De ce point de vue, on peut rapprocher les derniers vers du poème « Les aiguilles » (« Je chasserai le cygne de ma page / pour épouser la naissance du cygne ») de ceux qui referment un poème de la série « La mèche », bien postérieure (2012) : « Je suis revenu […] pour éparpiller / la parole // avant d’être à la fin le mort dans la lettre / et la lettre dans la mort ».

Paul Rebeyrolle, « Manipulation », lithographie, 1979 © Maeght
Paul Rebeyrolle, « Manipulation », lithographie, 1979 © Maeght

On le voit, cette autonomie laissée aux mots est singulière chez Dupin, qui est reprise, coordonnée au vif de l’écriture dans une trame existentielle que ne surplombe nul fatum, la lettre étant glissée sous la porte de la mort, au bout du corridor du poème que l’on emprunte, et où l’on ne se guide qu’à la lumière des portes laissées entrouvertes par le poète. Lequel « éclabousse » in fine (derniers mots du dernier poème) « de merde / la postérité ».

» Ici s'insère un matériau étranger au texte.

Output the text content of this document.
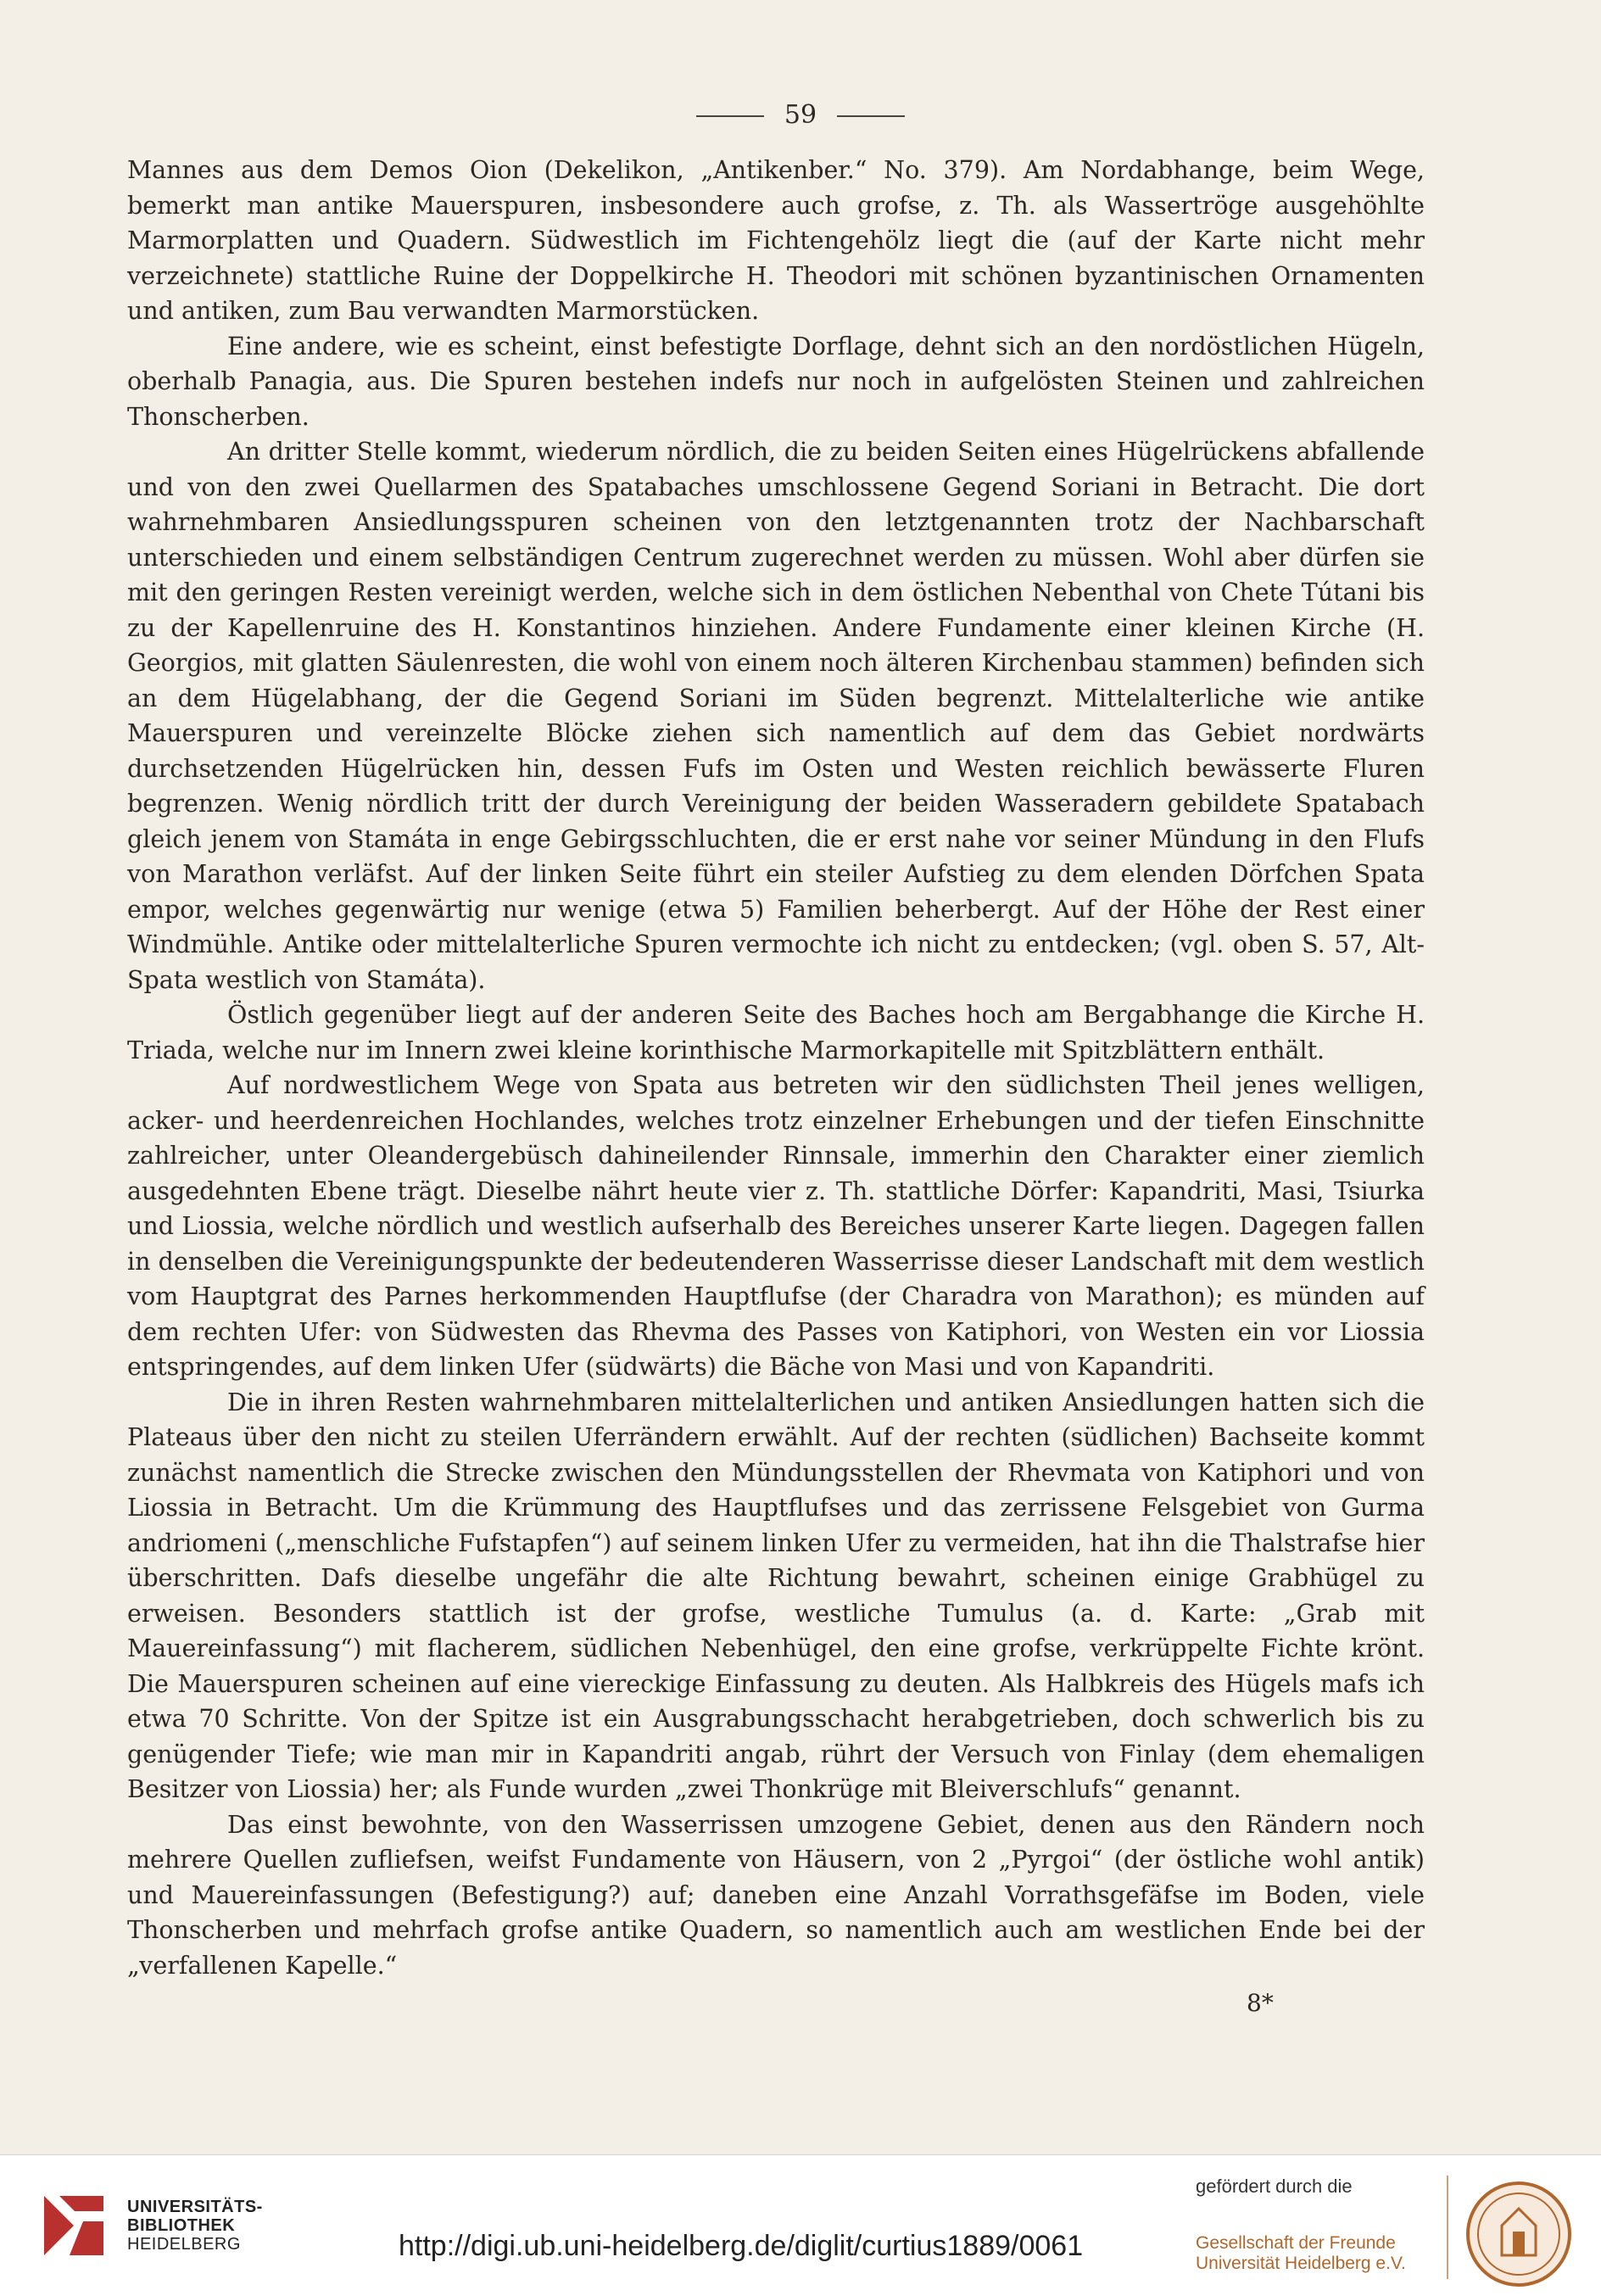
59

Mannes aus dem Demos Oion (Dekelikon, „Antikenber.“ No. 379). Am Nordabhange, beim Wege, bemerkt man antike Mauerspuren, insbesondere auch grofse, z. Th. als Wassertröge ausgehöhlte Marmorplatten und Quadern. Südwestlich im Fichtengehölz liegt die (auf der Karte nicht mehr verzeichnete) stattliche Ruine der Doppelkirche H. Theodori mit schönen byzantinischen Ornamenten und antiken, zum Bau verwandten Marmorstücken.

Eine andere, wie es scheint, einst befestigte Dorflage, dehnt sich an den nordöstlichen Hügeln, oberhalb Panagia, aus. Die Spuren bestehen indefs nur noch in aufgelösten Steinen und zahlreichen Thonscherben.

An dritter Stelle kommt, wiederum nördlich, die zu beiden Seiten eines Hügelrückens abfallende und von den zwei Quellarmen des Spatabaches umschlossene Gegend Soriani in Betracht. Die dort wahrnehmbaren Ansiedlungsspuren scheinen von den letztgenannten trotz der Nachbarschaft unterschieden und einem selbständigen Centrum zugerechnet werden zu müssen. Wohl aber dürfen sie mit den geringen Resten vereinigt werden, welche sich in dem östlichen Nebenthal von Chete Tútani bis zu der Kapellenruine des H. Konstantinos hinziehen. Andere Fundamente einer kleinen Kirche (H. Georgios, mit glatten Säulenresten, die wohl von einem noch älteren Kirchenbau stammen) befinden sich an dem Hügelabhang, der die Gegend Soriani im Süden begrenzt. Mittelalterliche wie antike Mauerspuren und vereinzelte Blöcke ziehen sich namentlich auf dem das Gebiet nordwärts durchsetzenden Hügelrücken hin, dessen Fufs im Osten und Westen reichlich bewässerte Fluren begrenzen. Wenig nördlich tritt der durch Vereinigung der beiden Wasseradern gebildete Spatabach gleich jenem von Stamáta in enge Gebirgsschluchten, die er erst nahe vor seiner Mündung in den Flufs von Marathon verläfst. Auf der linken Seite führt ein steiler Aufstieg zu dem elenden Dörfchen Spata empor, welches gegenwärtig nur wenige (etwa 5) Familien beherbergt. Auf der Höhe der Rest einer Windmühle. Antike oder mittelalterliche Spuren vermochte ich nicht zu entdecken; (vgl. oben S. 57, Alt-Spata westlich von Stamáta).

Östlich gegenüber liegt auf der anderen Seite des Baches hoch am Bergabhange die Kirche H. Triada, welche nur im Innern zwei kleine korinthische Marmorkapitelle mit Spitzblättern enthält.

Auf nordwestlichem Wege von Spata aus betreten wir den südlichsten Theil jenes welligen, acker- und heerdenreichen Hochlandes, welches trotz einzelner Erhebungen und der tiefen Einschnitte zahlreicher, unter Oleandergebüsch dahineilender Rinnsale, immerhin den Charakter einer ziemlich ausgedehnten Ebene trägt. Dieselbe nährt heute vier z. Th. stattliche Dörfer: Kapandriti, Masi, Tsiurka und Liossia, welche nördlich und westlich aufserhalb des Bereiches unserer Karte liegen. Dagegen fallen in denselben die Vereinigungspunkte der bedeutenderen Wasserrisse dieser Landschaft mit dem westlich vom Hauptgrat des Parnes herkommenden Hauptflufse (der Charadra von Marathon); es münden auf dem rechten Ufer: von Südwesten das Rhevma des Passes von Katiphori, von Westen ein vor Liossia entspringendes, auf dem linken Ufer (südwärts) die Bäche von Masi und von Kapandriti.

Die in ihren Resten wahrnehmbaren mittelalterlichen und antiken Ansiedlungen hatten sich die Plateaus über den nicht zu steilen Uferrändern erwählt. Auf der rechten (südlichen) Bachseite kommt zunächst namentlich die Strecke zwischen den Mündungsstellen der Rhevmata von Katiphori und von Liossia in Betracht. Um die Krümmung des Hauptflufses und das zerrissene Felsgebiet von Gurma andriomeni („menschliche Fufstapfen“) auf seinem linken Ufer zu vermeiden, hat ihn die Thalstrafse hier überschritten. Dafs dieselbe ungefähr die alte Richtung bewahrt, scheinen einige Grabhügel zu erweisen. Besonders stattlich ist der grofse, westliche Tumulus (a. d. Karte: „Grab mit Mauereinfassung“) mit flacherem, südlichen Nebenhügel, den eine grofse, verkrüppelte Fichte krönt. Die Mauerspuren scheinen auf eine viereckige Einfassung zu deuten. Als Halbkreis des Hügels mafs ich etwa 70 Schritte. Von der Spitze ist ein Ausgrabungsschacht herabgetrieben, doch schwerlich bis zu genügender Tiefe; wie man mir in Kapandriti angab, rührt der Versuch von Finlay (dem ehemaligen Besitzer von Liossia) her; als Funde wurden „zwei Thonkrüge mit Bleiverschlufs“ genannt.

Das einst bewohnte, von den Wasserrissen umzogene Gebiet, denen aus den Rändern noch mehrere Quellen zufliefsen, weifst Fundamente von Häusern, von 2 „Pyrgoi“ (der östliche wohl antik) und Mauereinfassungen (Befestigung?) auf; daneben eine Anzahl Vorrathsgefäfse im Boden, viele Thonscherben und mehrfach grofse antike Quadern, so namentlich auch am westlichen Ende bei der „verfallenen Kapelle.“

8*
UNIVERSITÄTS-
BIBLIOTHEK
HEIDELBERG	http://digi.ub.uni-heidelberg.de/diglit/curtius1889/0061
gefördert durch die
Gesellschaft der Freunde
Universität Heidelberg e.V.
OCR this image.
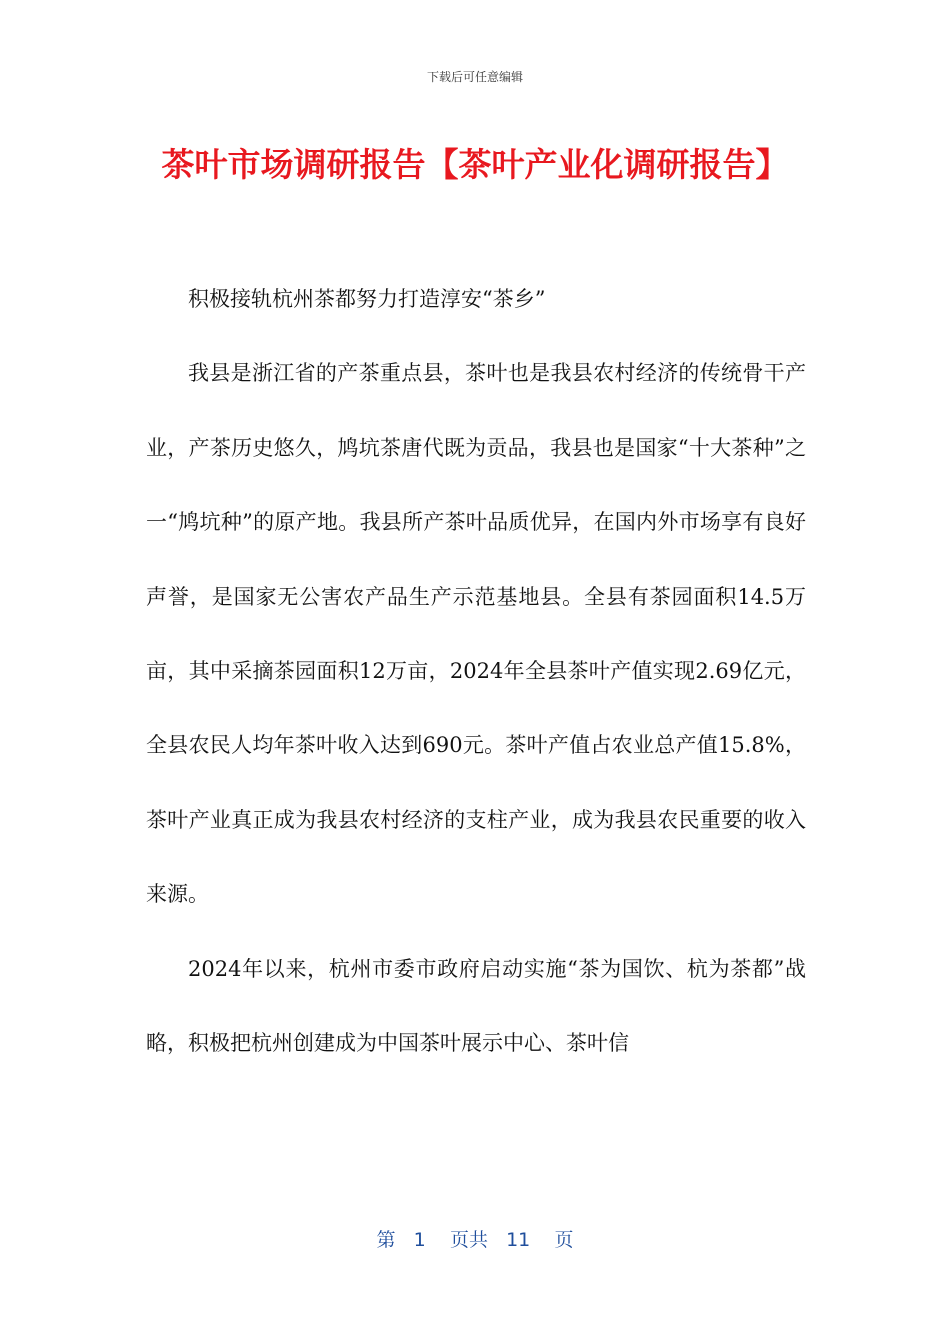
下载后可任意编辑
茶叶市场调研报告【茶叶产业化调研报告】

积极接轨杭州茶都努力打造淳安“茶乡”

我县是浙江省的产茶重点县，茶叶也是我县农村经济的传统骨干产业，产茶历史悠久，鸠坑茶唐代既为贡品，我县也是国家“十大茶种”之一“鸠坑种”的原产地。我县所产茶叶品质优异，在国内外市场享有良好声誉，是国家无公害农产品生产示范基地县。全县有茶园面积14.5万亩，其中采摘茶园面积12万亩，2024年全县茶叶产值实现2.69亿元，全县农民人均年茶叶收入达到690元。茶叶产值占农业总产值15.8%，茶叶产业真正成为我县农村经济的支柱产业，成为我县农民重要的收入来源。

2024年以来，杭州市委市政府启动实施“茶为国饮、杭为茶都”战略，积极把杭州创建成为中国茶叶展示中心、茶叶信

第 1 页共 11 页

De toute urgence, c’est-à-dire dans le temps infini de la lecture, il faut reprendre ce chemin de « discorde » avec Jacques Dupin. Si l’on s’y sent plus seul, ce ne sera pas sans y avoir fait des rencontres essentielles dans la « beauté » oscillante des mots. Voici un poème où s’entend toute la relation féconde du poète à la peinture extrait de la série intitulée « Discorde » (de 2011) :

Je la soulève elle est nue
elle pose je la peins

un trait la surprend la tire
la couleur la fait ondoyer
j’affûte un fusain, j’attends
je presse les tubes

je tire un trait dans le vide
je jette la couleur sur blanc
elle s’éclipse sous la touche

mais si j’avais su peindre
ou la mordre

ce ne serait pas la croupe
ni les seins ni la chevelure

pas même l’œil ou la bouche
mais le murmure ou la peur

ce n’est pas toi que j’étreins
ni moi qui peine et qui meurs

et si tu ne m’aimes pas
tu poses

je ne crois pas en dieu
je te peins

 *

Jacques DupinDiscorde, édition établie par Jean Frémon, Nicolas Pesquès et Dominique Viart, P.O.L., 240 p., 23 €.